Several settings can be used to tune the throughput of INSERT/UPDATE/COPY statements to the BM25 index.

Statement Parallelism

paradedb.statement_parallelism controls the number of indexing threads used during INSERT/UPDATE/COPY. The default is 1 which will generally ensure only one segment is created by the INSERT/UPDATE/COPY statement.

A value of zero will detect the “available parallelism” of the host computer.

If your typical update patterns are single/few-row atomic INSERTs or UPDATEs, then a value of 1 can prevent extra segments from being created that later must be merged. For bulk inserts and updates, a larger value is better.

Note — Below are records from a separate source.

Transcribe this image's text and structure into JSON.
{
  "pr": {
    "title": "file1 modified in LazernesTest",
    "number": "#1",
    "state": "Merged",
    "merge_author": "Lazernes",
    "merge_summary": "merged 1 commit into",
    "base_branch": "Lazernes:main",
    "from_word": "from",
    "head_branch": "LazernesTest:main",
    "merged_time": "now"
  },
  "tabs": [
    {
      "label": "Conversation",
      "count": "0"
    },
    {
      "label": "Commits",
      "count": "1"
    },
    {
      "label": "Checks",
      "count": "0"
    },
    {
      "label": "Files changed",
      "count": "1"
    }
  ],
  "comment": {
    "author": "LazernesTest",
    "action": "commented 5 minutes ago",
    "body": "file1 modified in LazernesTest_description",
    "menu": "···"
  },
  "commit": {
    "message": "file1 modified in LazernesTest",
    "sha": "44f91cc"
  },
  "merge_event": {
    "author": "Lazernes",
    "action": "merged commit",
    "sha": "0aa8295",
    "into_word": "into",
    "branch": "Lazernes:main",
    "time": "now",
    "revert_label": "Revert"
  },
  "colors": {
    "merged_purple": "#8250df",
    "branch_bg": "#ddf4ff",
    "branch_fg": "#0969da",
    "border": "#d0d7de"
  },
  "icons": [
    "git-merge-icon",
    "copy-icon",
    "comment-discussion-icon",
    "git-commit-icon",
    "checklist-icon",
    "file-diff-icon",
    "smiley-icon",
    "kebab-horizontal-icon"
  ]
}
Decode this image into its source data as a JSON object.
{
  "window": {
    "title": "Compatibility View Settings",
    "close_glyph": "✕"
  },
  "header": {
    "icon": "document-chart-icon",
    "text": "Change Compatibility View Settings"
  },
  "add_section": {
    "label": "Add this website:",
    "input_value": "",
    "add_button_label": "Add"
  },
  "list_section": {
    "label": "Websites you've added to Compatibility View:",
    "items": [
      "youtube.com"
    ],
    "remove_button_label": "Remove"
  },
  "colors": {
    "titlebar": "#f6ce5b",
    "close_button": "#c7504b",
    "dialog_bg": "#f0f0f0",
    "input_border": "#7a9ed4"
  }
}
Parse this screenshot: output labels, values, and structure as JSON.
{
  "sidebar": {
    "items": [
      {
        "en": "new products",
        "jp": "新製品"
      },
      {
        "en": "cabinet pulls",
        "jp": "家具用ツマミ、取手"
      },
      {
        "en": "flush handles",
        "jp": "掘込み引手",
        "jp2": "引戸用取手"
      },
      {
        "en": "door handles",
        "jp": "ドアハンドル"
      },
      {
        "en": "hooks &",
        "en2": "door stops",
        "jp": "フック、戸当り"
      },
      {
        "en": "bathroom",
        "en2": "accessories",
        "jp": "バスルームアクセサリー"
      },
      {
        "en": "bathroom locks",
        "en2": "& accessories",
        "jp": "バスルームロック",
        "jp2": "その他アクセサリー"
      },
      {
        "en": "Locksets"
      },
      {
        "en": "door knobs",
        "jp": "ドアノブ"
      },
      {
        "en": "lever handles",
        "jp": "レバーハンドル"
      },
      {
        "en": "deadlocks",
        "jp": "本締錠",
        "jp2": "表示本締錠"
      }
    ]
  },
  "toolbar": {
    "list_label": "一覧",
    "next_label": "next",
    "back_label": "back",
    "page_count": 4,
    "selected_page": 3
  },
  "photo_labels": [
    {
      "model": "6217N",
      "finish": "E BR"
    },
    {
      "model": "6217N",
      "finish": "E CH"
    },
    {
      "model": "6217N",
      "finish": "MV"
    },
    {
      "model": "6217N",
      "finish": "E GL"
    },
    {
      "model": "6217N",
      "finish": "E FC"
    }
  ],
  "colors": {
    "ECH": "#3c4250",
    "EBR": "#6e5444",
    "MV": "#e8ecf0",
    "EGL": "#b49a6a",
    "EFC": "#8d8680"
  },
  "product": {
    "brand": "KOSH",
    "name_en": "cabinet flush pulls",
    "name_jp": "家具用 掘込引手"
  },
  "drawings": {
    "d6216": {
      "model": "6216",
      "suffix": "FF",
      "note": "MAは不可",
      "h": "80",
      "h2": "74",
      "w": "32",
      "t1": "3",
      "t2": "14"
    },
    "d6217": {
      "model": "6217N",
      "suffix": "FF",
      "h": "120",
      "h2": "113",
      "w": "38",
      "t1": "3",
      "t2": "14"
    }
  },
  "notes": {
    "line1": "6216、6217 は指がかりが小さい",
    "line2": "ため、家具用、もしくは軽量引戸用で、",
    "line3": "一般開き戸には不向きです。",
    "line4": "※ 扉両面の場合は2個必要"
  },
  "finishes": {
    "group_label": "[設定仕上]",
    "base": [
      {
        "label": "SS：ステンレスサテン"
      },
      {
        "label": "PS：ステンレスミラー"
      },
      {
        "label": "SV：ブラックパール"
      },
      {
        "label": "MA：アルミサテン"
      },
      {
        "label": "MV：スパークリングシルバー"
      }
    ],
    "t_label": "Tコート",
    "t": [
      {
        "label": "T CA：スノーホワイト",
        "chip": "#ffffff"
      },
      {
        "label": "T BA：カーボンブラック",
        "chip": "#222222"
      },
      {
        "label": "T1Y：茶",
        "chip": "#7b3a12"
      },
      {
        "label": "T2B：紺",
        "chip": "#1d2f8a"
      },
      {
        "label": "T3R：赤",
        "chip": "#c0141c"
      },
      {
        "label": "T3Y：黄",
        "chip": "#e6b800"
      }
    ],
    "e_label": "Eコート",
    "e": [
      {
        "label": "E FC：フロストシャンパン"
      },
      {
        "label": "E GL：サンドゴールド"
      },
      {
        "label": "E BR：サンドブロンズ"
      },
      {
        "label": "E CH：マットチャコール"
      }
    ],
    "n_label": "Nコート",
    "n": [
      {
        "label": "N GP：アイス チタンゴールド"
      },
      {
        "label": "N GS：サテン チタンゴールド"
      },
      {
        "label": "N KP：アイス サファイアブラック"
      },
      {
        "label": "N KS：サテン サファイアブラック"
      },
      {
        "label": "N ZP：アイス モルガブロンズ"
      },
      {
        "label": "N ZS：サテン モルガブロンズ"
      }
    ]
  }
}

SET paradedb.statement_parallelism = 1;

Statement Memory Budget

paradedb.statement_memory_budget defaults to 1024MB. It sets the amount of memory to dedicate per indexing thread before the index segment needs to be written to disk. The value is measured in megabytes. In terms of raw indexing performance, larger is generally better.

If set to 0, maintenance_work_mem divided by statement parallelism will be used.

If your typical update patterns are single-row atomic INSERTs or UPDATEs, then a value of 15MB can prevent unnecessary memory from being allocated. For bulk inserts and updates, a larger value is better.

SET paradedb.statement_memory_budget = 15;

Like paradedb.create_index_memory_budget, this setting can affect the number of segments in the index.